Summer Interns Share Stories

Three "pioneer farmers" shared their agrarian insights with the Mount Vernon Rotary Club last week at the Cedar Knoll Inn. Now they are prepared to re-enter the 21st century.

The three are summer interns at Mount Vernon Estate's Pioneer Farm. They represented half of the six interns selected each year by Mount Vernon to discover first hand how a colonial farm operated, according to Jinny Fox, supervisor, Pioneer Farm.

"We get 15 to 20 applications every year from college students who want to participate in the Mount Vernon experience. They come from throughout the United States," she said. "Each applicant is interviewed for an hour before we make the selections."

Three of those selected for this summer's program were Rachel Hudgens from Texas, a junior at Harding University, College Station, Arkansas; Tyler Alexander from Richmond, Vt., a junior at UVA; and Jamie Alutis from Eagle River, Alaska, attending Charleston Southern University, Charleston, S.C.

"I came to this area last summer on a trip and ended up spending one entire day at Mount Vernon. When I saw someone in costume I just questioned them endlessly about how they got their job and what they did," Hudgens said.

"I'm a history major with an emphasis on costume interpreting. Last summer I worked on another farm and had a lot of different experiences, like cleaning out the chicken coops," she said.

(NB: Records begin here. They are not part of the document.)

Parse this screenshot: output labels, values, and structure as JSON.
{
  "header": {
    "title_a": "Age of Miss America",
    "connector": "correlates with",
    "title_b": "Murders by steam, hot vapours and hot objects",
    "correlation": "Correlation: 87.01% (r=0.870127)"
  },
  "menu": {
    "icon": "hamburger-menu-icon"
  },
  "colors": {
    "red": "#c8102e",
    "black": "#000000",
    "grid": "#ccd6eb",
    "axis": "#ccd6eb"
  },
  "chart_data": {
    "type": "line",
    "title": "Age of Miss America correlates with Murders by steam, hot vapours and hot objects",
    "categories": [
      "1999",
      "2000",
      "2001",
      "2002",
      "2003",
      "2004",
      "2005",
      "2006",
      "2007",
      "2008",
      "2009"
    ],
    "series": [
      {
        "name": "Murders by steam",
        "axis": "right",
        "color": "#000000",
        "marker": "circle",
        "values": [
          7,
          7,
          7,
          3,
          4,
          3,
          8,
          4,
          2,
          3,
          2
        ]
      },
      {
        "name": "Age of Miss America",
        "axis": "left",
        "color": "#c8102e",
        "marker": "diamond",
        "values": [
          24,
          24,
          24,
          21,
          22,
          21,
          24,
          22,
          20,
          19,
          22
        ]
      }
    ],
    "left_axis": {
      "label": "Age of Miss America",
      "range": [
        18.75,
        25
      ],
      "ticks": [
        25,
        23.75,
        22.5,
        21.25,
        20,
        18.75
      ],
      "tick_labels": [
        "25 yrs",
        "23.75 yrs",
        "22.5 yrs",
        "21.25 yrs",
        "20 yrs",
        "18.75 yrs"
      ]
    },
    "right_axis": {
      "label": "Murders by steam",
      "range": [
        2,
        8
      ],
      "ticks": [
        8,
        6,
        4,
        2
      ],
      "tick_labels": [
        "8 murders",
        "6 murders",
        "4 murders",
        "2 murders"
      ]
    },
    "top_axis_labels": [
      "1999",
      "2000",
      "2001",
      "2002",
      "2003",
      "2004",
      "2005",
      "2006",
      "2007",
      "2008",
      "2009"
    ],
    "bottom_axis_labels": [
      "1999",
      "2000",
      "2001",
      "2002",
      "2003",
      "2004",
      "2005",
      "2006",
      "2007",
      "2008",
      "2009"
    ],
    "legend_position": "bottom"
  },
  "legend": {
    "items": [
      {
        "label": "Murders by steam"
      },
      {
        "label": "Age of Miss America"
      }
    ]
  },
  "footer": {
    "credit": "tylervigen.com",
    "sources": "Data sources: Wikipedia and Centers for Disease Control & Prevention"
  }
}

"But, Mount Vernon's 'Hands On History' is a terrific program. You are able to actually learn a lot of interesting colonial skills such as basket weaving and how to cut wheat by hand," Hudgens said.

WHEN ASKED about the strangest questions she's gotten while working in costume, she said, "While I was cutting wheat by hand one day a tourist was watching. He then asked if I was actually cutting it," she said. Interns work the wheat fields with reap hooks and scythes.

Alexander said, "My first passion was forestry. Then I changed to a history major. I'm hoping this experience might show me a way to combine the two."

As for his greatest legacy from this experience, "I believe it will be learning the art of communicating with a great variety of people. I have also found Virginians very welcoming. Much more so than when my ancestors were here in the 1860s," Alexander said.

Alutis admitted, "We don't have a lot of farming in Alaska. At least not the area I come from which is right outside Anchorage."

She is also a history major and looked upon her summer at Mount Vernon as an experience in "living history."

WASHINGTON BUILT Mount Vernon Estate into an 8,000 acre plantation over his lifetime by purchasing several adjoining farms. He organized it into five distinct units. In addition to the Mansion House Farm, there were four working farms, River, Muddy Hole, Dogue and Union. According to the Estate's history, "Each working farm had its own overseer and work force ...."

Interns work a full day at the Estate's farm doing and learning all the various chores it took to make the farm operate in the days of George and Martha Washington. They are housed in the guest quarters of the Mount Vernon Ladies Association headquarters on the Estate.

Each will go through an exit interview prior to departure, according to Fox.